Der Zwischenfall an der Grdelicka-Schlucht

Am 12. April 1999 wurden zwei Raketen auf die Eisenbahnbrücke über die Grdelicka-Schlucht abgefeuert. Ein fahrplanmäßiger Personenzug wurde von beiden Raketen getroffen. Etwa 55 Personen kamen ums Leben. Wesley Clark, Oberbefehlshaber der NATO, erklärte am 13. April unter anderem dazu:

 
 

Dies war ein Fall, wo ein Pilot die Aufgabe erhielt, eine Eisenbahnbrücke zu treffen, die Teil des integrierten Verkehrs- und Versorgungsnetzes von Serbien ist. Er schoß seine Raketen aus einem Flugzeug ab, das viele Meilen entfernt war, er war nicht in der Lage seine Augen auf die Brücke zu richten, es war ein Angriff aus größerer Entfernung. Und während er angestrengt auf den angestrebten Zielpunkt auf der Brücke starrte, und ich sprach mit der Mannschaft in Aviano, die unmittelbar an dieser Operation beteiligt war, während also der Pilot angestrengt auf den angestrebten Zielpunkt auf der Brücke starrte und ihn erfaßte, und erfaßte und erfaßte, und plötzlich im allerletzten Augenblick, weniger als eine Sekunde vor dem Abschuß, erfaßte er etwas Bewegliches, das in den Bildschirm kam, und das war der Zug der hereinkam. Leider konnte er die Bombe zu diesem Zeitpunkt nicht mehr fallen lassen, sie war fixiert, sie war dabei ins Ziel zu gehen, und das war ein unglücklicher Zwischenfall, den er und die Mannschaft und alle von uns sehr bedauern. Wir wollen gewiß keinen Kollateralschaden anrichten.

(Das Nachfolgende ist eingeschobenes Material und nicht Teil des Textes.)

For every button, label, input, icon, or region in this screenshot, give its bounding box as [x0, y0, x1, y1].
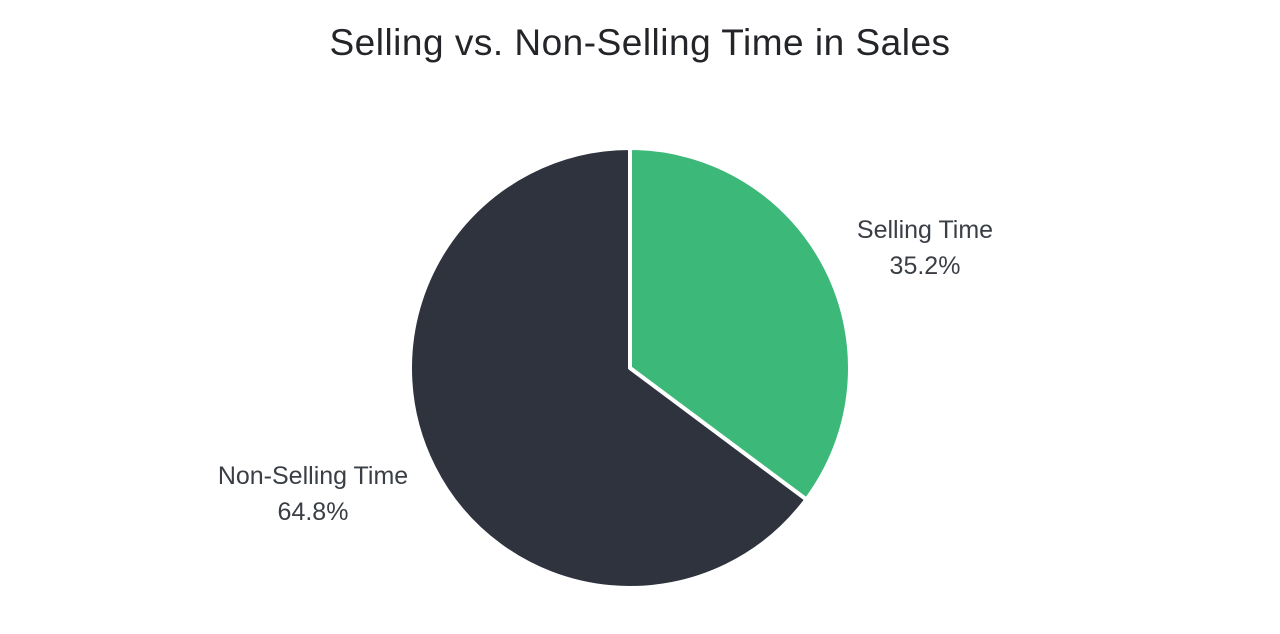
slice-label-selling-time: Selling Time 35.2% [857, 212, 993, 284]
chart-title: Selling vs. Non-Selling Time in Sales [329, 22, 951, 63]
slice-label-name: Non-Selling Time [217, 462, 409, 490]
slice-label-name: Selling Time [856, 216, 994, 244]
slice-label-percent: 35.2% [889, 252, 961, 280]
slice-label-percent: 64.8% [277, 498, 349, 526]
pie-slice-selling-time [628, 146, 852, 502]
pie-slice-non-selling-time [408, 146, 809, 590]
pie-chart [408, 146, 852, 590]
slice-label-non-selling-time: Non-Selling Time 64.8% [218, 458, 408, 530]
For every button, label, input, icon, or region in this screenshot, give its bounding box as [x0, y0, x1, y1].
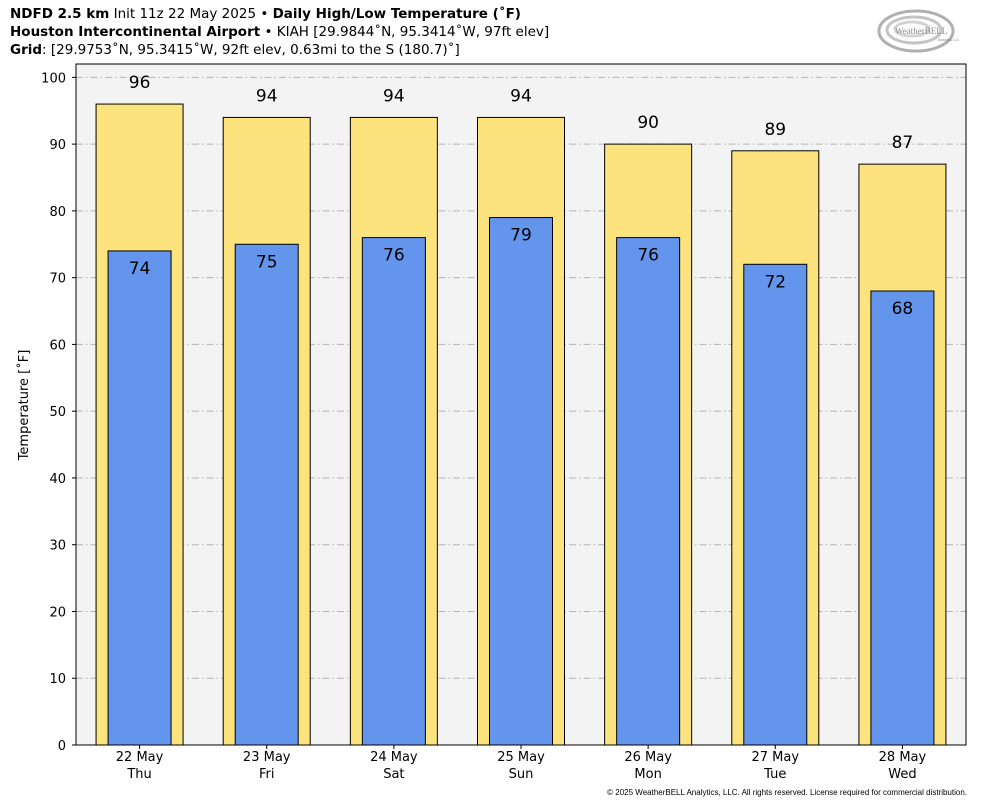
logo-text: WeatherBELL: [895, 26, 947, 36]
y-tick-label: 10: [49, 672, 66, 687]
high-value-label: 94: [256, 86, 278, 106]
high-value-label: 96: [129, 73, 151, 93]
y-tick-label: 30: [49, 539, 66, 554]
low-value-label: 68: [892, 299, 914, 319]
x-tick-date: 27 May: [752, 750, 800, 765]
y-tick-label: 80: [49, 205, 66, 220]
y-tick-label: 60: [49, 338, 66, 353]
grid-details: : [29.9753˚N, 95.3415˚W, 92ft elev, 0.63…: [42, 42, 460, 58]
y-tick-label: 20: [49, 605, 66, 620]
x-axis: 22 May Thu 23 May Fri 24 May Sat 25 May Sun 26 M…: [116, 745, 927, 782]
grid-label: Grid: [10, 42, 43, 58]
x-tick-date: 23 May: [243, 750, 291, 765]
station-details: • KIAH [29.9844˚N, 95.3414˚W, 97ft elev]: [260, 24, 550, 40]
x-tick-date: 28 May: [879, 750, 927, 765]
y-tick-label: 90: [49, 138, 66, 153]
high-value-label: 87: [892, 133, 914, 153]
low-value-label: 79: [510, 226, 532, 246]
x-tick-day: Wed: [888, 767, 916, 782]
header-line-2: Houston Intercontinental Airport • KIAH …: [10, 23, 549, 41]
low-value-label: 74: [129, 259, 151, 279]
low-value-label: 76: [383, 246, 405, 266]
x-tick-date: 24 May: [370, 750, 418, 765]
model-name: NDFD 2.5 km: [10, 6, 110, 22]
product-name: Daily High/Low Temperature (˚F): [272, 6, 521, 22]
low-bar: [107, 250, 172, 746]
x-tick-date: 22 May: [116, 750, 164, 765]
y-tick-label: 70: [49, 272, 66, 287]
station-name: Houston Intercontinental Airport: [10, 24, 261, 40]
x-tick-day: Sat: [383, 767, 404, 782]
y-tick-label: 40: [49, 472, 66, 487]
high-value-label: 90: [637, 113, 659, 133]
low-value-label: 76: [637, 246, 659, 266]
high-value-label: 94: [383, 86, 405, 106]
logo-subtext: Analytics LLC: [938, 38, 960, 42]
y-axis-label: Temperature [˚F]: [16, 350, 32, 462]
low-bar: [489, 217, 553, 746]
high-value-label: 94: [510, 86, 532, 106]
header-line-1: NDFD 2.5 km Init 11z 22 May 2025 • Daily…: [10, 5, 521, 23]
low-bar: [870, 290, 935, 746]
y-axis: 0 10 20 30 40 50 60 70 80 90 100: [41, 71, 76, 754]
x-tick-date: 26 May: [624, 750, 672, 765]
header-line-3: Grid: [29.9753˚N, 95.3415˚W, 92ft elev, …: [10, 41, 460, 59]
weatherbell-logo: WeatherBELL Analytics LLC: [877, 9, 960, 53]
y-tick-label: 100: [41, 71, 66, 86]
init-time: Init 11z 22 May 2025 •: [109, 6, 273, 22]
low-bar: [743, 263, 808, 746]
low-bar: [616, 237, 681, 746]
x-tick-day: Sun: [509, 767, 534, 782]
high-value-label: 89: [764, 120, 786, 140]
low-value-label: 72: [764, 272, 786, 292]
x-tick-day: Thu: [126, 767, 151, 782]
low-bar: [234, 243, 299, 746]
bars: 96 74 94 75 94 76 94 79 90 76 89 72 87 68: [95, 73, 947, 746]
x-tick-day: Mon: [634, 767, 661, 782]
x-tick-date: 25 May: [497, 750, 545, 765]
low-value-label: 75: [256, 252, 278, 272]
x-tick-day: Fri: [259, 767, 275, 782]
y-tick-label: 50: [49, 405, 66, 420]
y-tick-label: 0: [58, 739, 66, 754]
copyright-notice: © 2025 WeatherBELL Analytics, LLC. All r…: [607, 788, 967, 797]
x-tick-day: Tue: [763, 767, 786, 782]
low-bar: [361, 237, 426, 746]
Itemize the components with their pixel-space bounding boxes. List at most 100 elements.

   Der Auftrag war, die Brücke auszuschalten. Ihm wurde, als es geschehen war, bewußt, daß er nicht die Brücke getroffen hatte, sondern daß, was er getroffen hatte, der Zug war. Er hatte einen anderen Zielpunkt auf der Brücke, es war eine relativ lange Brücke, und der Pilot glaubte, er hätte immer noch seinen Auftrag zu erfüllen, und kehrte um. Er richtete seinen Zielpunkt auf das andere Ende der Brücke, woher der Zug gekommen war, als die Bombe näher kam, war die Brücke mit Rauch und Wolken bedeckt und wieder in letzter Minute in einem unheimlichen Unfall, war der Zug weiter von dem ursprünglichen Einschlag geglitten und Teile des Zuges hatten sich über die Brücke bewegt, und so, indem er das andere Ende der Brücke traf, verursachte er tatsächlich zusätzlichen Schaden am Zug.

 


Soweit Clark. Tatsächlich war für den Abschuss jedoch ein mitfliegender Waffenoffizier zuständig. Clark hatte die mitgeschnittenen Videos aus den Bombenköpfen im Zeitraffer etwa dreimal scheller vorgeführt als in Echtzeit. So schien der Zug überraschend schnell aufzutauchen. Dass der Pilot vom überflogenen Gelände doch etwas mehr sieht, als einen etwa 13 cm großen Bildschirm, überging Clark ebenfalls.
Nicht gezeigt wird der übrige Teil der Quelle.